Kaeso se dirigió a su vez al encuentro del Príncipe, que hizo una seña para que lo dejaran pasar. Nerón tenía una pinta lamentable, clavado en el sitio por el nerviosismo, y sus ojos girando desesperados en el claroscuro del pasillo. El miedo a la multitud le impedía avanzar y la vergüenza le impedía retroceder. Kaeso pidió a los guardias que se retiraran a cierta distancia y, acercándose al infortunado, le dijo con voz confidencial:
—Eres un gran cantante. Pude juzgarlo cuando te escuché en casa de Silano. Cuanto más grande es un cantante, más susceptible es de flaquear, y ningún artista podría cantar después de una alerta tan angustiosa. Pero tú no solamente eres un artista extraordinario sino también el Amo del mundo, y el emperador debe darle la mano al cantante para dominar la situación.
»Voy a contarte un viejo truco muy eficaz para sacarte de ahí. Deja de pensar en toda esa plebe infecta que huele a ajo y cebolla. Canta sólo para el pequeño número de amigos sinceros que saben lo que vales y esperan constantemente que te superes a ti mismo. Si quieres, canta sólo para mí. Voy a sentarme en la primera fila, entre senadores a los que tu fracaso llenaría de contento, no apartes tu mirada de la mía hasta el último acorde de citara. Canta de todo corazón, con la voluntad de seducirme. Pero, en estas circunstancias, no me consideres una mujer. Un dios griego no puede dar lo mejor de si mismo por una mujer. Canta para el joven que soy, burlándote del universo entero para complacerme. Y Venus te concederá el éxito.
La mirada de Nerón ya era más animada.
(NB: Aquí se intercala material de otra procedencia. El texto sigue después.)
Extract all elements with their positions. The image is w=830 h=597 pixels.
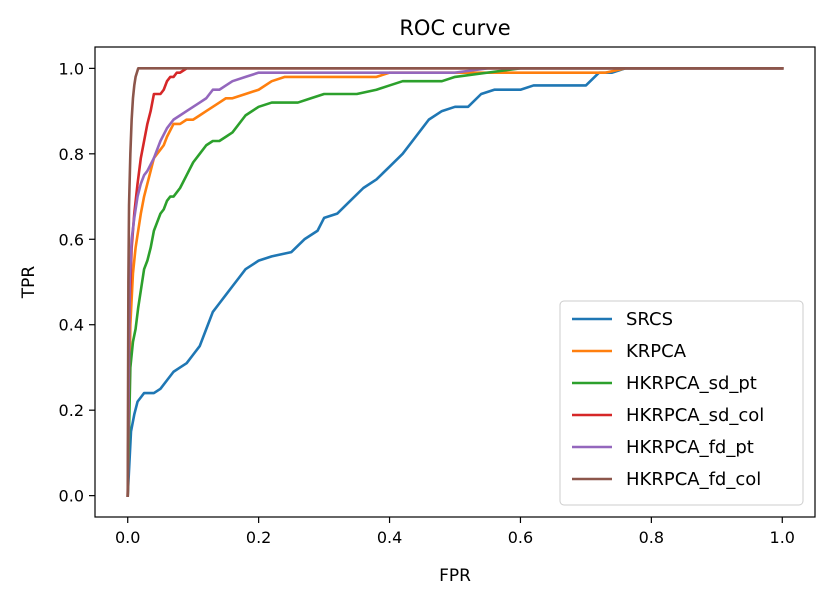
y-tick-label: 0.0 — [59, 487, 84, 506]
legend-label: HKRPCA_sd_pt — [626, 373, 757, 394]
x-tick-label: 0.6 — [508, 528, 533, 547]
x-tick-label: 1.0 — [770, 528, 795, 547]
y-tick-label: 1.0 — [59, 59, 84, 78]
y-tick-label: 0.6 — [59, 230, 84, 249]
y-tick-label: 0.8 — [59, 145, 84, 164]
x-tick-label: 0.8 — [639, 528, 664, 547]
x-tick-label: 0.0 — [115, 528, 140, 547]
x-tick-label: 0.2 — [246, 528, 271, 547]
series-line-srcs — [126, 67, 784, 498]
plot-area — [94, 46, 816, 518]
legend-label: HKRPCA_sd_col — [626, 405, 764, 426]
x-axis-label: FPR — [439, 566, 471, 586]
series-line-hkrpca-sd-pt — [126, 67, 784, 497]
y-tick-label: 0.4 — [59, 316, 84, 335]
y-axis-label: TPR — [19, 266, 39, 300]
series-line-hkrpca-fd-col — [126, 67, 784, 497]
legend-box — [559, 300, 804, 506]
legend-label: HKRPCA_fd_pt — [626, 437, 754, 458]
chart-title: ROC curve — [399, 16, 510, 40]
series-line-hkrpca-fd-pt — [126, 67, 784, 497]
legend: SRCS KRPCA HKRPCA_sd_pt HKRPCA_sd_col HKRPCA… — [559, 300, 804, 506]
axis-ticks: 0.0 0.2 0.4 0.6 0.8 1.0 0.0 0.2 0.4 0.6 0.8 1.0 — [59, 59, 795, 547]
axes-frame — [94, 46, 816, 518]
legend-label: SRCS — [626, 309, 673, 330]
x-tick-label: 0.4 — [377, 528, 402, 547]
y-tick-label: 0.2 — [59, 401, 84, 420]
legend-label: HKRPCA_fd_col — [626, 469, 761, 490]
legend-label: KRPCA — [626, 341, 687, 362]
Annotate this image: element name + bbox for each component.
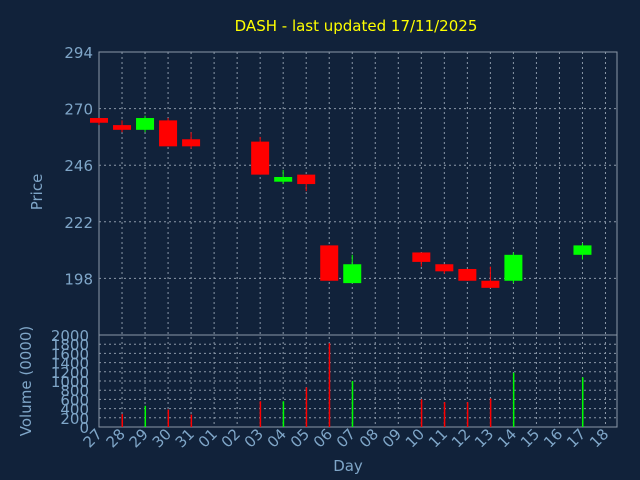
candle-body xyxy=(274,176,293,182)
volume-tick-label: 600 xyxy=(60,391,89,409)
volume-bar xyxy=(512,372,515,427)
candle-body xyxy=(573,245,592,255)
price-tick-label: 198 xyxy=(64,270,93,288)
volume-tick-label: 1000 xyxy=(51,373,89,391)
volume-bar xyxy=(167,409,170,427)
volume-bar xyxy=(282,401,285,427)
candle-body xyxy=(297,174,316,185)
volume-tick-label: 1800 xyxy=(51,336,89,354)
volume-tick-label: 200 xyxy=(60,410,89,428)
volume-bar xyxy=(581,377,584,427)
candle-body xyxy=(435,264,454,272)
candle-body xyxy=(113,125,132,130)
volume-bar xyxy=(443,402,446,427)
volume-tick-label: 1200 xyxy=(51,364,89,382)
candle-body xyxy=(90,118,108,123)
candle-body xyxy=(343,264,362,284)
volume-plot-frame xyxy=(98,334,618,428)
candle-body xyxy=(320,245,339,281)
price-tick-label: 294 xyxy=(64,44,93,62)
volume-tick-label: 0 xyxy=(79,419,89,437)
x-tick-label: 18 xyxy=(586,425,612,451)
chart-layer: 198 222 246 270 294 0200400600800100012001400… xyxy=(51,44,618,451)
volume-bar xyxy=(351,381,354,427)
volume-tick-label: 2000 xyxy=(51,327,89,345)
volume-bar xyxy=(259,401,262,427)
candle-body xyxy=(458,268,477,281)
candle-body xyxy=(504,254,523,281)
volume-bar xyxy=(420,399,423,427)
volume-bar xyxy=(305,387,308,427)
price-tick-label: 246 xyxy=(64,157,93,175)
candle-body xyxy=(251,141,270,175)
candle-body xyxy=(412,252,431,262)
volume-bar xyxy=(121,414,124,427)
volume-bar xyxy=(190,414,193,427)
chart-title: DASH - last updated 17/11/2025 xyxy=(235,17,478,35)
volume-bar xyxy=(489,398,492,427)
price-axis-label: Price xyxy=(28,174,46,211)
volume-tick-label: 400 xyxy=(60,401,89,419)
x-axis-label: Day xyxy=(333,457,363,475)
candle-body xyxy=(136,118,155,130)
volume-tick-label: 1400 xyxy=(51,355,89,373)
volume-tick-label: 1600 xyxy=(51,345,89,363)
price-tick-label: 270 xyxy=(64,101,93,119)
candle-body xyxy=(182,139,201,147)
volume-bar xyxy=(466,402,469,427)
volume-bar xyxy=(328,343,331,427)
candle-body xyxy=(159,120,178,147)
candle-body xyxy=(481,280,500,288)
price-tick-label: 222 xyxy=(64,214,93,232)
volume-tick-label: 800 xyxy=(60,382,89,400)
price-plot-frame xyxy=(98,51,618,336)
volume-axis-label: Volume (0000) xyxy=(17,326,35,436)
volume-bar xyxy=(144,405,147,427)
El Príncipe se irguió y murmuro:
—¡Por todos los dioses del Olimpo, eso es lo que voy a hacer! ¡Para triunfar tengo que aislarme contigo, y tú compartirás mi triunfo!
Kaeso, que no pedía tanto, cogió respetuosamente al emperador por el codo y tiró de él hacia la escalera…
Con la mirada amorosamente fija en Kaeso, Nerón cantó hasta media tarde todos los éxitos de su repertorio, para terminar con pasajes de su Troica, y recibió aplausos tanto más nutridos cuanto que los espectadores no habían olvidado por tan poca cosa la hora de la comida. El Príncipe, transportado, tenía la sensación de haber estado mejor que nunca. De hecho, sólo una cuarta parte de los espectadores oía claramente su voz, pero en vista de lo que estaba en juego, el detalle no tenía importancia.
Nerón, agotado, calló al fin; separó sus ojos de Kaeso y se fue a dormir sobre los laureles. Su alivio sólo era igualado por el de los organizadores y el del público.
Petronio le preguntó a Kaeso:
—¿Qué le dijiste para que se decidiera?
—Le recomendé que cantara sólo para mí, con sentimientos de muchacha enamorada…
Petronio sonrío…
—¡El miedo a que te tomen por otro Esporo te inspira divinas ideas!